Introduction to Randomization Design
Previously in the course, we have referenced how experimental design drives the statistical model to be fitted. Recall in Lesson 5, we discussed the two components of the experimental design that accounts for two aspects of a study.
The treatment design component, which was addressed in Lessons 5 and 6, describes the treatment levels of interest, treatment type (fixed vs. random), and also the relationship of treatments with each other (crossed vs. nested).
The randomization design component takes into account the treatment design aspects and also the physical layout of the study setting including other influencing factors such as confounding (or blocking) variables.
In our discussions of treatment designs, we looked at experimental data in which there were multiple observations made at the treatment applications. We referred to these loosely as replicates. In this lesson, we will work formally with these multiple observations and how they are to be collected. This brings us to the right-hand side of the schematic diagram portraying the randomization design component;
How many factors are there?
How many levels of each factor are there?
If there is more than 1 factor, how are they related?
Crossed: each level of factors occurs with all levels of other factors. (Factorial)
Nested: levels of a factor are unique to different levels of another factor.
Are factors fixed or random effects?
Are there any continuous covariates? (ANCOVA)
What is the experimental unit?
An experimental unit is defined as that which receives a treatment, (e.g., plant, person, plot of ground, petri dish, etc.).
Is there more than one experimental unit? (Split Plot)
How are treatment levels assigned to experimental units?
Completely at random? CRD
Restriction or randomization?
two-dimension: Latin Square
Are there sample units within experimental units? How many true replications are there?
Are there repeated measurements made on experimental units?
As can be seen in the diagram above, the treatment design addresses specific characteristics of the experimental factors under study. The randomization design addresses how the treatments are assigned to experimental units. Overall, the experimental design sets the stage in collecting data systematically and also dictates the statistical model to be used and the ANOVA-related calculations.

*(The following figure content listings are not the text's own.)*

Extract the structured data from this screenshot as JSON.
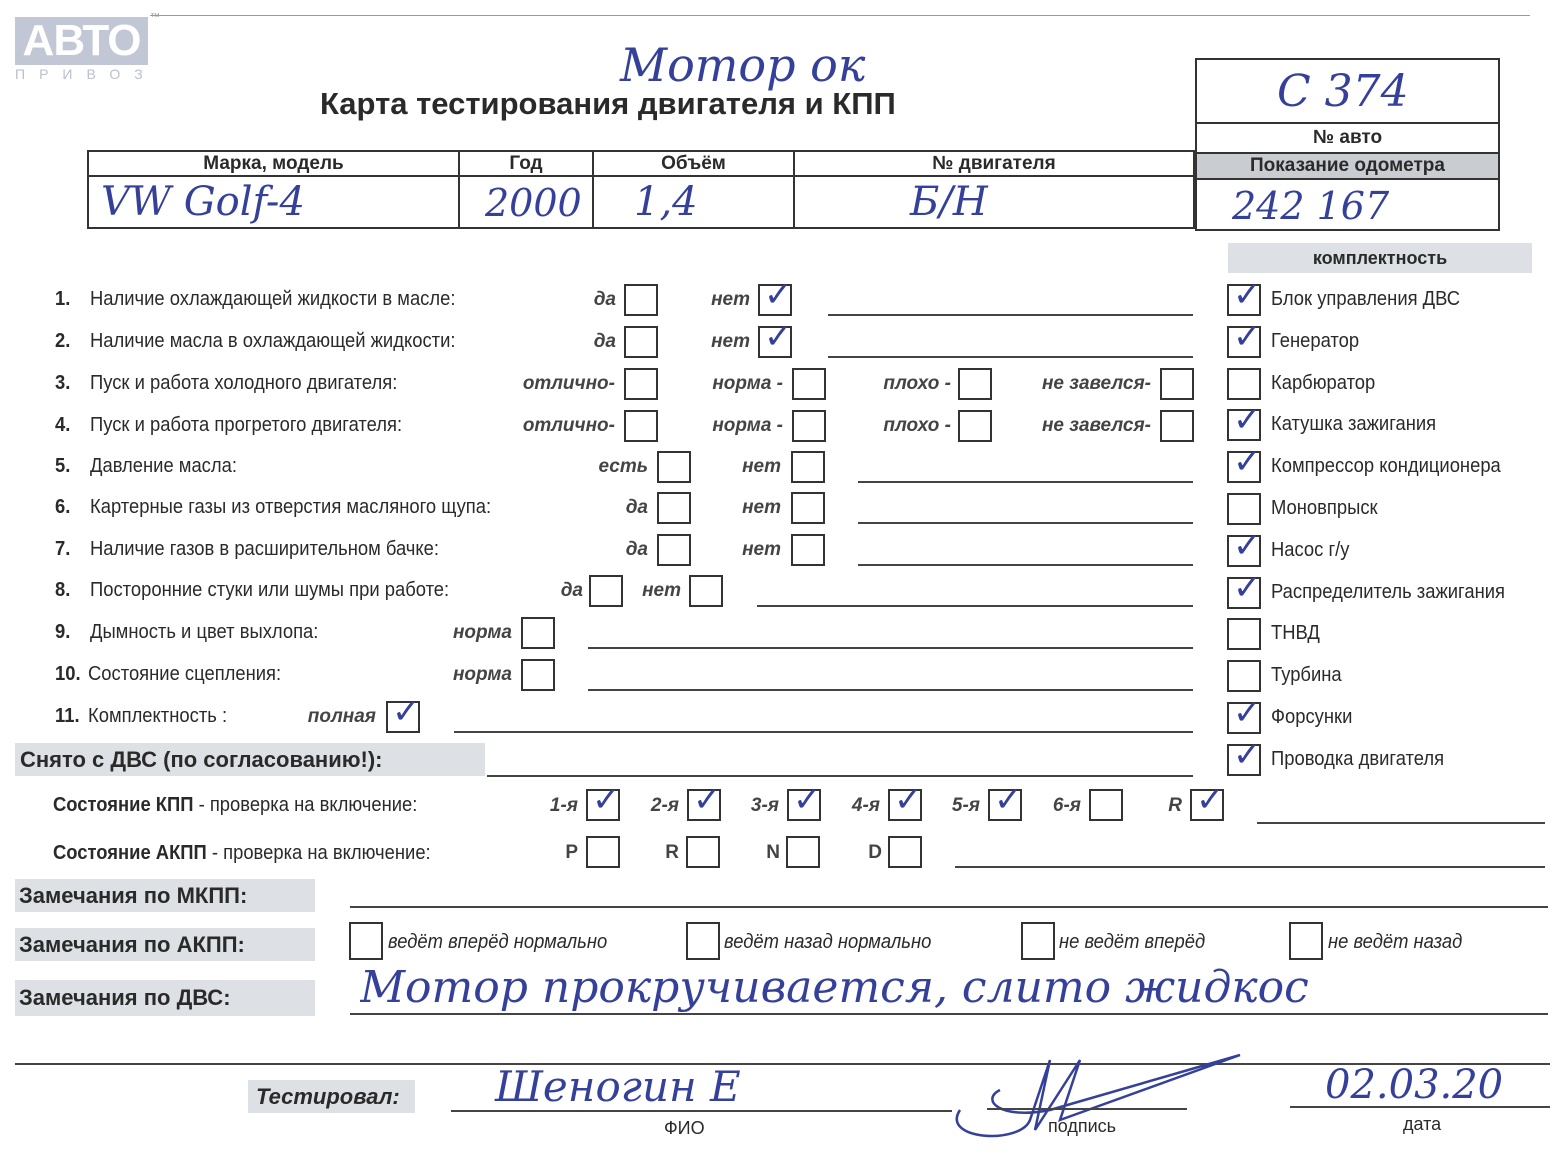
{
  "logo": {
    "main": "АВТО",
    "sub": "ПРИВОЗ",
    "tm": "™"
  },
  "handwritten_top": "Мотор ок",
  "title": "Карта тестирования двигателя  и КПП",
  "car_box": {
    "number_value": "С 374",
    "number_label": "№ авто",
    "odometer_label": "Показание одометра",
    "odometer_value": "242 167"
  },
  "vehicle_table": {
    "headers": [
      "Марка, модель",
      "Год",
      "Объём",
      "№ двигателя"
    ],
    "values": [
      "VW Golf-4",
      "2000",
      "1,4",
      "Б/Н"
    ]
  },
  "checklist": [
    {
      "num": "1.",
      "label": "Наличие охлаждающей жидкости в масле:",
      "options": [
        {
          "label": "да",
          "checked": false
        },
        {
          "label": "нет",
          "checked": true
        }
      ]
    },
    {
      "num": "2.",
      "label": "Наличие масла в охлаждающей жидкости:",
      "options": [
        {
          "label": "да",
          "checked": false
        },
        {
          "label": "нет",
          "checked": true
        }
      ]
    },
    {
      "num": "3.",
      "label": "Пуск и работа холодного двигателя:",
      "options": [
        {
          "label": "отлично-",
          "checked": false
        },
        {
          "label": "норма -",
          "checked": false
        },
        {
          "label": "плохо -",
          "checked": false
        },
        {
          "label": "не завелся-",
          "checked": false
        }
      ]
    },
    {
      "num": "4.",
      "label": "Пуск и работа прогретого двигателя:",
      "options": [
        {
          "label": "отлично-",
          "checked": false
        },
        {
          "label": "норма -",
          "checked": false
        },
        {
          "label": "плохо -",
          "checked": false
        },
        {
          "label": "не завелся-",
          "checked": false
        }
      ]
    },
    {
      "num": "5.",
      "label": "Давление масла:",
      "options": [
        {
          "label": "есть",
          "checked": false
        },
        {
          "label": "нет",
          "checked": false
        }
      ]
    },
    {
      "num": "6.",
      "label": "Картерные газы из отверстия масляного щупа:",
      "options": [
        {
          "label": "да",
          "checked": false
        },
        {
          "label": "нет",
          "checked": false
        }
      ]
    },
    {
      "num": "7.",
      "label": "Наличие газов в расширительном бачке:",
      "options": [
        {
          "label": "да",
          "checked": false
        },
        {
          "label": "нет",
          "checked": false
        }
      ]
    },
    {
      "num": "8.",
      "label": "Посторонние стуки или шумы при работе:",
      "options": [
        {
          "label": "да",
          "checked": false
        },
        {
          "label": "нет",
          "checked": false
        }
      ]
    },
    {
      "num": "9.",
      "label": "Дымность и цвет выхлопа:",
      "options": [
        {
          "label": "норма",
          "checked": false
        }
      ]
    },
    {
      "num": "10.",
      "label": "Состояние сцепления:",
      "options": [
        {
          "label": "норма",
          "checked": false
        }
      ]
    },
    {
      "num": "11.",
      "label": "Комплектность :",
      "options": [
        {
          "label": "полная",
          "checked": true
        }
      ]
    }
  ],
  "completeness": {
    "header": "комплектность",
    "items": [
      {
        "label": "Блок управления ДВС",
        "checked": true
      },
      {
        "label": "Генератор",
        "checked": true
      },
      {
        "label": "Карбюратор",
        "checked": false
      },
      {
        "label": "Катушка зажигания",
        "checked": true
      },
      {
        "label": "Компрессор кондиционера",
        "checked": true
      },
      {
        "label": "Моновпрыск",
        "checked": false
      },
      {
        "label": "Насос г/у",
        "checked": true
      },
      {
        "label": "Распределитель зажигания",
        "checked": true
      },
      {
        "label": "ТНВД",
        "checked": false
      },
      {
        "label": "Турбина",
        "checked": false
      },
      {
        "label": "Форсунки",
        "checked": true
      },
      {
        "label": "Проводка двигателя",
        "checked": true
      }
    ]
  },
  "removed_label": "Снято с ДВС (по согласованию!):",
  "kpp": {
    "label_bold": "Состояние КПП",
    "label_rest": " - проверка на включение:",
    "gears": [
      {
        "label": "1-я",
        "checked": true
      },
      {
        "label": "2-я",
        "checked": true
      },
      {
        "label": "3-я",
        "checked": true
      },
      {
        "label": "4-я",
        "checked": true
      },
      {
        "label": "5-я",
        "checked": true
      },
      {
        "label": "6-я",
        "checked": false
      },
      {
        "label": "R",
        "checked": true
      }
    ]
  },
  "akpp": {
    "label_bold": "Состояние АКПП",
    "label_rest": " - проверка на включение:",
    "gears": [
      {
        "label": "P",
        "checked": false
      },
      {
        "label": "R",
        "checked": false
      },
      {
        "label": "N",
        "checked": false
      },
      {
        "label": "D",
        "checked": false
      }
    ]
  },
  "remarks": {
    "mkpp_label": "Замечания по МКПП:",
    "akpp_label": "Замечания по АКПП:",
    "akpp_options": [
      "ведёт вперёд нормально",
      "ведёт назад нормально",
      "не ведёт вперёд",
      "не ведёт назад"
    ],
    "dvs_label": "Замечания по ДВС:",
    "dvs_value": "Мотор прокручивается, слито жидкос"
  },
  "signoff": {
    "label": "Тестировал:",
    "name_value": "Шеногин Е",
    "name_caption": "ФИО",
    "signature_caption": "подпись",
    "date_value": "02.03.20",
    "date_caption": "дата"
  },
  "colors": {
    "ink": "#34409a",
    "highlight": "#dde0e4",
    "logo": "#b9bfcf"
  }
}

- Understand the importance of randomization design, the second component of experimental design and how it impacts on our interpretation of results.
- Identify any blocking factors and the randomization design used in a study.
- Use Statistical software to obtain the randomization design that assigns the treatment levels to the experimental units schematically.
- Gain experience in utilizing statistical software to analyze data obtained from a given experimental design.